Contracts still not awarded for permanent repairs to the Coquihalla, set to begin this summer

An announcement is expected in the coming weeks.

Highway 5 at Juliet Bridge, on Feb.10, 2022. | B.C. Ministry of Transportation/Flickr

The contracts for long-term repairs to the Coquihalla Highway still have not been awarded.

The Ministry of Transportation and Infrastructure (MOTI) announced on March 24 that it is moving ahead with permanent repairs after catastrophic flooding damaged large sections of the highway last November.

The initial work will return the highway to four lanes between the summit and 50 kilometres south of Merritt.

The ministry said contracts for the bridge were expected to have been awarded by late April or early May. Construction is supposed to begin in the summer and be completed by the end of the year.

Permanent repairs to another section of Highway 5 near Othello, just east of Hope are also out to tender.

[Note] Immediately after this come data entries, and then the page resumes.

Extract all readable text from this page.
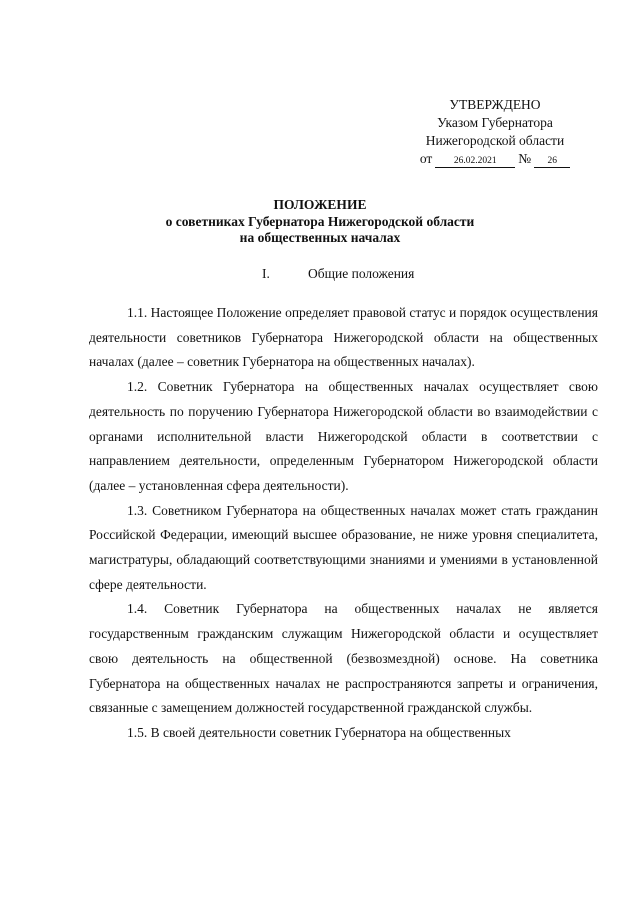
УТВЕРЖДЕНО
Указом Губернатора
Нижегородской области
от	26.02.2021	№	26
ПОЛОЖЕНИЕ
о советниках Губернатора Нижегородской области
на общественных началах
I.	Общие положения

1.1. Настоящее Положение определяет правовой статус и порядок осуществления деятельности советников Губернатора Нижегородской области на общественных началах (далее – советник Губернатора на общественных началах).

1.2. Советник Губернатора на общественных началах осуществляет свою деятельность по поручению Губернатора Нижегородской области во взаимодействии с органами исполнительной власти Нижегородской области в соответствии с направлением деятельности, определенным Губернатором Нижегородской области (далее – установленная сфера деятельности).

1.3. Советником Губернатора на общественных началах может стать гражданин Российской Федерации, имеющий высшее образование, не ниже уровня специалитета, магистратуры, обладающий соответствующими знаниями и умениями в установленной сфере деятельности.

1.4. Советник Губернатора на общественных началах не является государственным гражданским служащим Нижегородской области и осуществляет свою деятельность на общественной (безвозмездной) основе. На советника Губернатора на общественных началах не распространяются запреты и ограничения, связанные с замещением должностей государственной гражданской службы.

1.5. В своей деятельности советник Губернатора на общественных
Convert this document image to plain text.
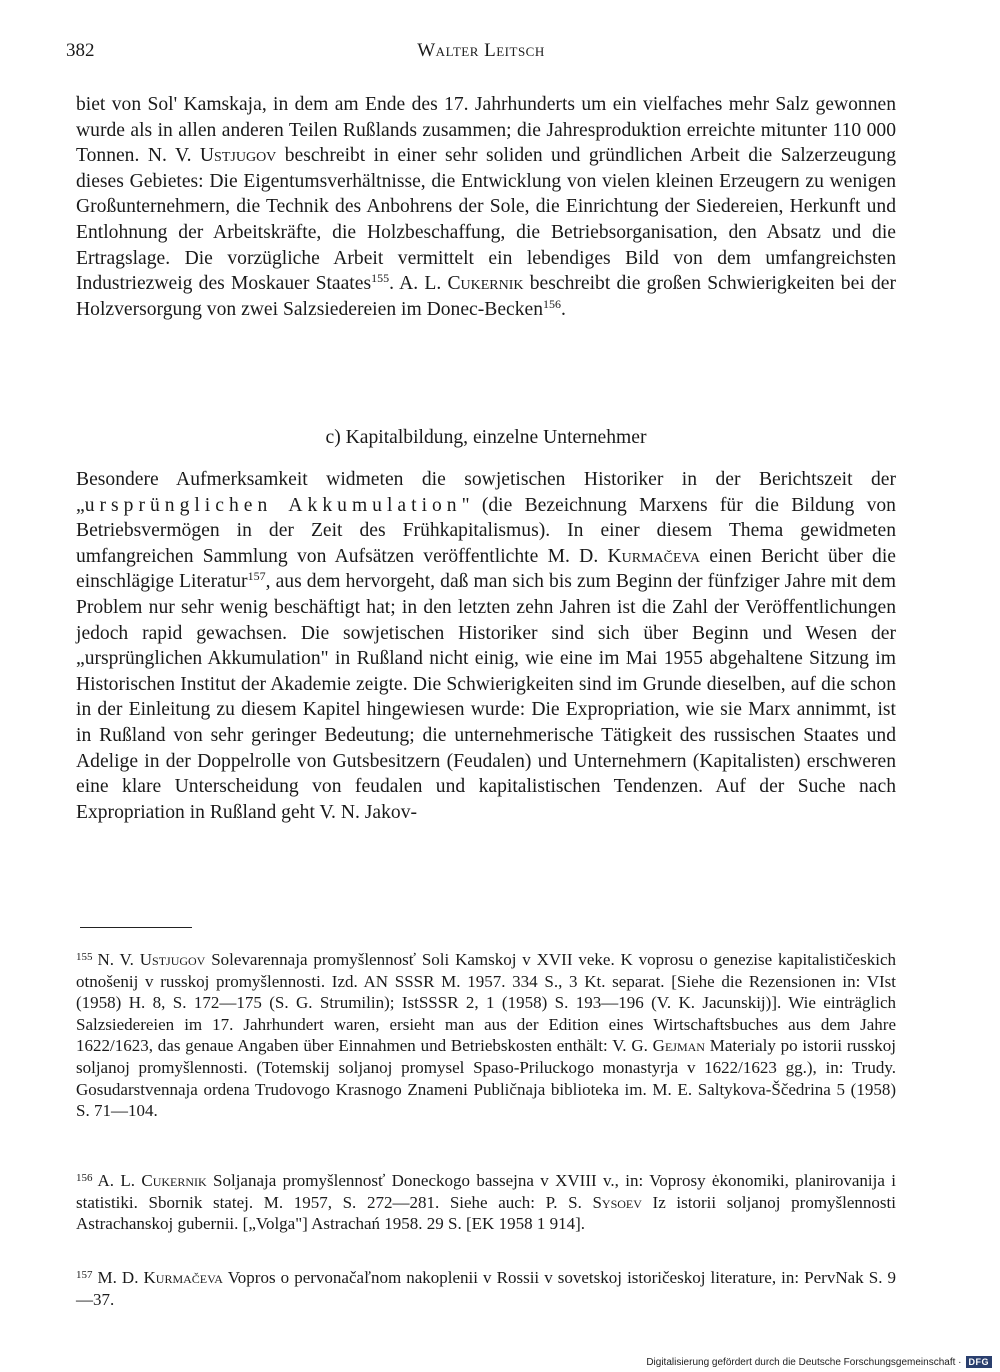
382	Walter Leitsch

biet von Sol' Kamskaja, in dem am Ende des 17. Jahrhunderts um ein vielfaches mehr Salz gewonnen wurde als in allen anderen Teilen Rußlands zusammen; die Jahresproduktion erreichte mitunter 110 000 Tonnen. N. V. Ustjugov beschreibt in einer sehr soliden und gründlichen Arbeit die Salzerzeugung dieses Gebietes: Die Eigentumsverhältnisse, die Entwicklung von vielen kleinen Erzeugern zu wenigen Großunternehmern, die Technik des Anbohrens der Sole, die Einrichtung der Siedereien, Herkunft und Entlohnung der Arbeitskräfte, die Holzbeschaffung, die Betriebsorganisation, den Absatz und die Ertragslage. Die vorzügliche Arbeit vermittelt ein lebendiges Bild von dem umfangreichsten Industriezweig des Moskauer Staates$^{155}$. A. L. Cukernik beschreibt die großen Schwierigkeiten bei der Holzversorgung von zwei Salzsiedereien im Donec-Becken$^{156}$.

c) Kapitalbildung, einzelne Unternehmer

Besondere Aufmerksamkeit widmeten die sowjetischen Historiker in der Berichtszeit der „ursprünglichen Akkumulation" (die Bezeichnung Marxens für die Bildung von Betriebsvermögen in der Zeit des Frühkapitalismus). In einer diesem Thema gewidmeten umfangreichen Sammlung von Aufsätzen veröffentlichte M. D. Kurmačeva einen Bericht über die einschlägige Literatur$^{157}$, aus dem hervorgeht, daß man sich bis zum Beginn der fünfziger Jahre mit dem Problem nur sehr wenig beschäftigt hat; in den letzten zehn Jahren ist die Zahl der Veröffentlichungen jedoch rapid gewachsen. Die sowjetischen Historiker sind sich über Beginn und Wesen der „ursprünglichen Akkumulation" in Rußland nicht einig, wie eine im Mai 1955 abgehaltene Sitzung im Historischen Institut der Akademie zeigte. Die Schwierigkeiten sind im Grunde dieselben, auf die schon in der Einleitung zu diesem Kapitel hingewiesen wurde: Die Expropriation, wie sie Marx annimmt, ist in Rußland von sehr geringer Bedeutung; die unternehmerische Tätigkeit des russischen Staates und Adelige in der Doppelrolle von Gutsbesitzern (Feudalen) und Unternehmern (Kapitalisten) erschweren eine klare Unterscheidung von feudalen und kapitalistischen Tendenzen. Auf der Suche nach Expropriation in Rußland geht V. N. Jakov-

$^{155}$ N. V. Ustjugov Solevarennaja promyšlennosť Soli Kamskoj v XVII veke. K voprosu o genezise kapitalističeskich otnošenij v russkoj promyšlennosti. Izd. AN SSSR M. 1957. 334 S., 3 Kt. separat. [Siehe die Rezensionen in: VIst (1958) H. 8, S. 172—175 (S. G. Strumilin); IstSSSR 2, 1 (1958) S. 193—196 (V. K. Jacunskij)]. Wie einträglich Salzsiedereien im 17. Jahrhundert waren, ersieht man aus der Edition eines Wirtschaftsbuches aus dem Jahre 1622/1623, das genaue Angaben über Einnahmen und Betriebskosten enthält: V. G. Gejman Materialy po istorii russkoj soljanoj promyšlennosti. (Totemskij soljanoj promysel Spaso-Priluckogo monastyrja v 1622/1623 gg.), in: Trudy. Gosudarstvennaja ordena Trudovogo Krasnogo Znameni Publičnaja biblioteka im. M. E. Saltykova-Ščedrina 5 (1958) S. 71—104.

$^{156}$ A. L. Cukernik Soljanaja promyšlennosť Doneckogo bassejna v XVIII v., in: Voprosy ėkonomiki, planirovanija i statistiki. Sbornik statej. M. 1957, S. 272—281. Siehe auch: P. S. Sysoev Iz istorii soljanoj promyšlennosti Astrachanskoj gubernii. [„Volga"] Astrachań 1958. 29 S. [EK 1958 1 914].

$^{157}$ M. D. Kurmačeva Vopros o pervonačaľnom nakoplenii v Rossii v sovetskoj istoričeskoj literature, in: PervNak S. 9—37.

Digitalisierung gefördert durch die Deutsche Forschungsgemeinschaft · DFG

In an email to Castanet, MOTI said the request for proposals (RFP) are in the market and the preferred proponent will be announced in the coming weeks.

Snow has fallen on the route in the past few weeks and a cooler-than-normal spring has delayed the onset of the spring melt. More snow is forecast over the next few days on mountain passes in the Southern Interior, including along Highway 5.

The ministry is monitoring the snowpack, river levels and the weather and its highway maintenance contractors are actively monitoring and preparing for potential flooding due to the freshet.

Preparations are being made for work to begin. Proactive maintenance is underway including cleaning and repairing ditches and culverts, stockpiling of material, including rip rap and evaluating and reinforcing infrastructure where needed.

Transportation Minister Rob Fleming says the repairs will leave the highway in better condition than it was before a storm known as an atmospheric river dumped record-breaking amounts of rain on much of southern B.C. last year, causing floods, slides and washouts.

Efforts will be made to minimize traffic disruptions during peak travel times and to complete the work overnight where possible, but the ministry says delays, including periods of single-lane alternating traffic and short, intermittent full closures, are expected throughout construction.

Details on permanent fixes to other flood-damaged highways, including Highway 1 through the Fraser Canyon and Highway 8 in the Nicola Valley, are expected in the coming weeks. Temporary repairs are still underway on some of those routes, including along Highway 8 between Merritt and Spences Bridge.

MOTI adds that estimates for temporary repairs to washed out and flood-damaged highways remain in the range of $170 to $220 million.